Cory: [0:31:20] So, just in looking at time, to wrap this up, what would be the advice you would give to both pre-public or public CEOs or even go on after venture? What are some of those touch points that what you would wrap up, those two or three touch points you would say they have to know and have to do?
Hanif: [0:31:41] Have a handle on your business ventures because regardless of who’s looking after your financing or who you are evaluating for which avenue, you are evaluating for financing, being very, very strong in terms of the key, whatever those metrics are that drives success and drive the performance of your business, knowing what those metrics are, knowing how they compared to the industry, knowing where you want them to go and having a well-articulated plan, or not like super convoluted indents, but if I do A, B, and C again from today or tomorrow, and being able to have a strong [inaudible] to those types of things, that is really what sets people apart. It is people asking financial questions, run rate questions, metric questions, and you have to say, “Oh, I don’t know,” and then we go look it up, and if you are not well articulated and the key value proposition points are not things that you can, at your fingertips, bring them, then you’re not going to come off a strong.

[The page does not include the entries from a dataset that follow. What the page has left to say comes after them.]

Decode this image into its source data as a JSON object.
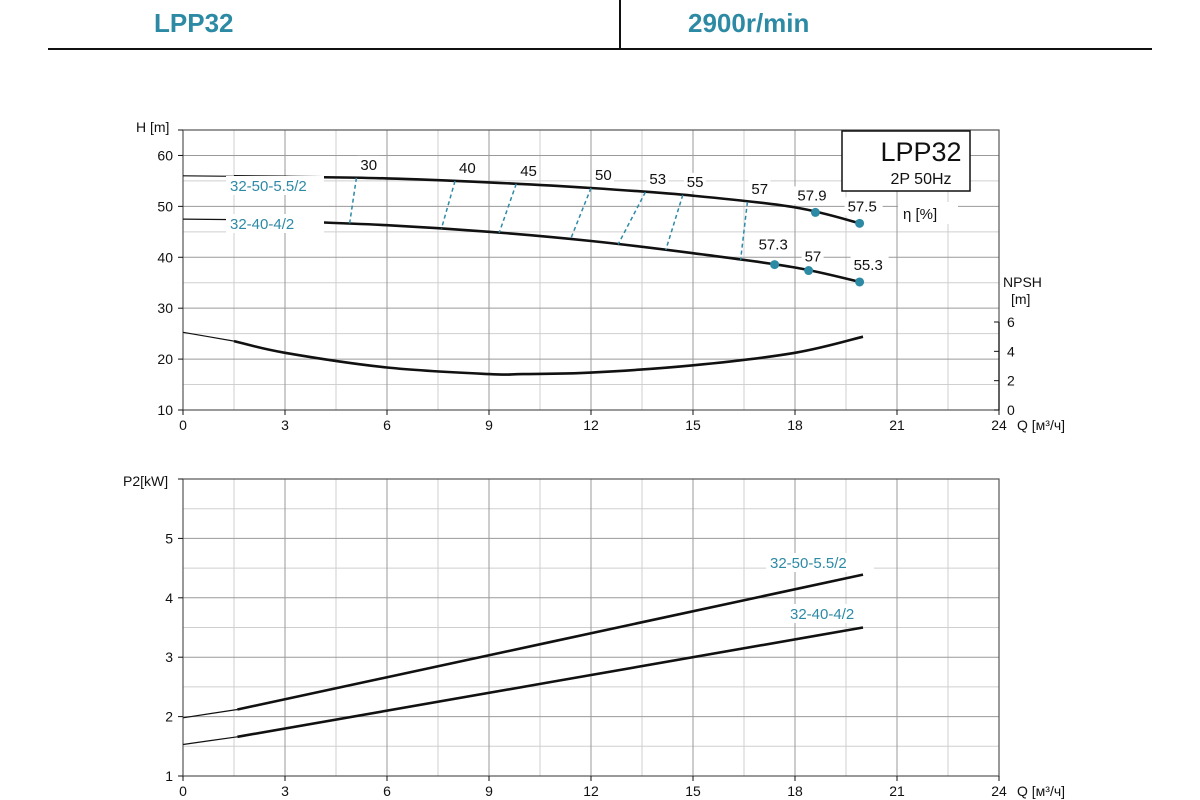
{
  "header": {
    "model": "LPP32",
    "speed": "2900r/min"
  },
  "colors": {
    "accent": "#2d8aa5",
    "curve": "#111111",
    "grid": "#9a9a9a",
    "grid_minor": "#cfcfcf"
  },
  "chart_data": [
    {
      "type": "line",
      "title": "LPP32",
      "subtitle": "2P  50Hz",
      "xlabel": "Q [м³/ч]",
      "ylabel": "H [m]",
      "y2label": "NPSH [m]",
      "efficiency_label": "η [%]",
      "xlim": [
        0,
        24
      ],
      "ylim": [
        10,
        65
      ],
      "y2lim": [
        0,
        6
      ],
      "xticks": [
        "0",
        "3",
        "6",
        "9",
        "12",
        "15",
        "18",
        "21",
        "24"
      ],
      "yticks": [
        "10",
        "20",
        "30",
        "40",
        "50",
        "60"
      ],
      "y2ticks": [
        "0",
        "2",
        "4",
        "6"
      ],
      "grid": true,
      "series": [
        {
          "name": "32-50-5.5/2",
          "x": [
            0,
            1.5,
            3,
            6,
            9,
            12,
            15,
            18,
            20
          ],
          "y": [
            56,
            55.9,
            55.8,
            55.5,
            54.7,
            53.6,
            52.1,
            49.8,
            46.5
          ]
        },
        {
          "name": "32-40-4/2",
          "x": [
            0,
            1.5,
            3,
            6,
            9,
            12,
            15,
            18,
            20
          ],
          "y": [
            47.5,
            47.4,
            47.1,
            46.3,
            45.0,
            43.2,
            40.8,
            38.0,
            35.0
          ]
        },
        {
          "name": "NPSH",
          "axis": "y2",
          "x": [
            0,
            1.5,
            3,
            6,
            9,
            10,
            12,
            15,
            18,
            20
          ],
          "y": [
            5.3,
            4.7,
            3.9,
            2.9,
            2.45,
            2.45,
            2.55,
            3.05,
            3.9,
            5.0
          ]
        }
      ],
      "efficiency_lines": [
        {
          "label": "30",
          "x_top": 5.1,
          "x_bottom": 4.9
        },
        {
          "label": "40",
          "x_top": 8.0,
          "x_bottom": 7.6
        },
        {
          "label": "45",
          "x_top": 9.8,
          "x_bottom": 9.3
        },
        {
          "label": "50",
          "x_top": 12.0,
          "x_bottom": 11.4
        },
        {
          "label": "53",
          "x_top": 13.6,
          "x_bottom": 12.8
        },
        {
          "label": "55",
          "x_top": 14.7,
          "x_bottom": 14.2
        },
        {
          "label": "57",
          "x_top": 16.6,
          "x_bottom": 16.4
        }
      ],
      "points": [
        {
          "label": "57.9",
          "x": 18.6,
          "series": "32-50-5.5/2"
        },
        {
          "label": "57.5",
          "x": 19.9,
          "series": "32-50-5.5/2"
        },
        {
          "label": "57.3",
          "x": 17.4,
          "series": "32-40-4/2"
        },
        {
          "label": "57",
          "x": 18.4,
          "series": "32-40-4/2"
        },
        {
          "label": "55.3",
          "x": 19.9,
          "series": "32-40-4/2"
        }
      ]
    },
    {
      "type": "line",
      "xlabel": "Q [м³/ч]",
      "ylabel": "P2[kW]",
      "xlim": [
        0,
        24
      ],
      "ylim": [
        1,
        6
      ],
      "xticks": [
        "0",
        "3",
        "6",
        "9",
        "12",
        "15",
        "18",
        "21",
        "24"
      ],
      "yticks": [
        "1",
        "2",
        "3",
        "4",
        "5"
      ],
      "grid": true,
      "series": [
        {
          "name": "32-50-5.5/2",
          "x": [
            0,
            1.6,
            20
          ],
          "y": [
            1.98,
            2.12,
            4.39
          ]
        },
        {
          "name": "32-40-4/2",
          "x": [
            0,
            1.6,
            20
          ],
          "y": [
            1.53,
            1.66,
            3.5
          ]
        }
      ]
    }
  ]
}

At the end of the day, people value your value proposition and the value of your business and if you’re able to articulate that – and people form first impressions pretty quickly, and so if you are able to, in a small amount of time you are given with a specific person, if you are able to, with strength and confidence articulate those things, it goes a long way to kind of reserving your interest and making them want to dig in further.
Cory: [0:33:12] Well, Hanif, thanks so much for your time, looking forward –
Hanif: [0:33:15] You’re very welcome.
Cory: [0:33:16] Yeah.
Hanif: [0:33:17] Very welcome, thank you for your time.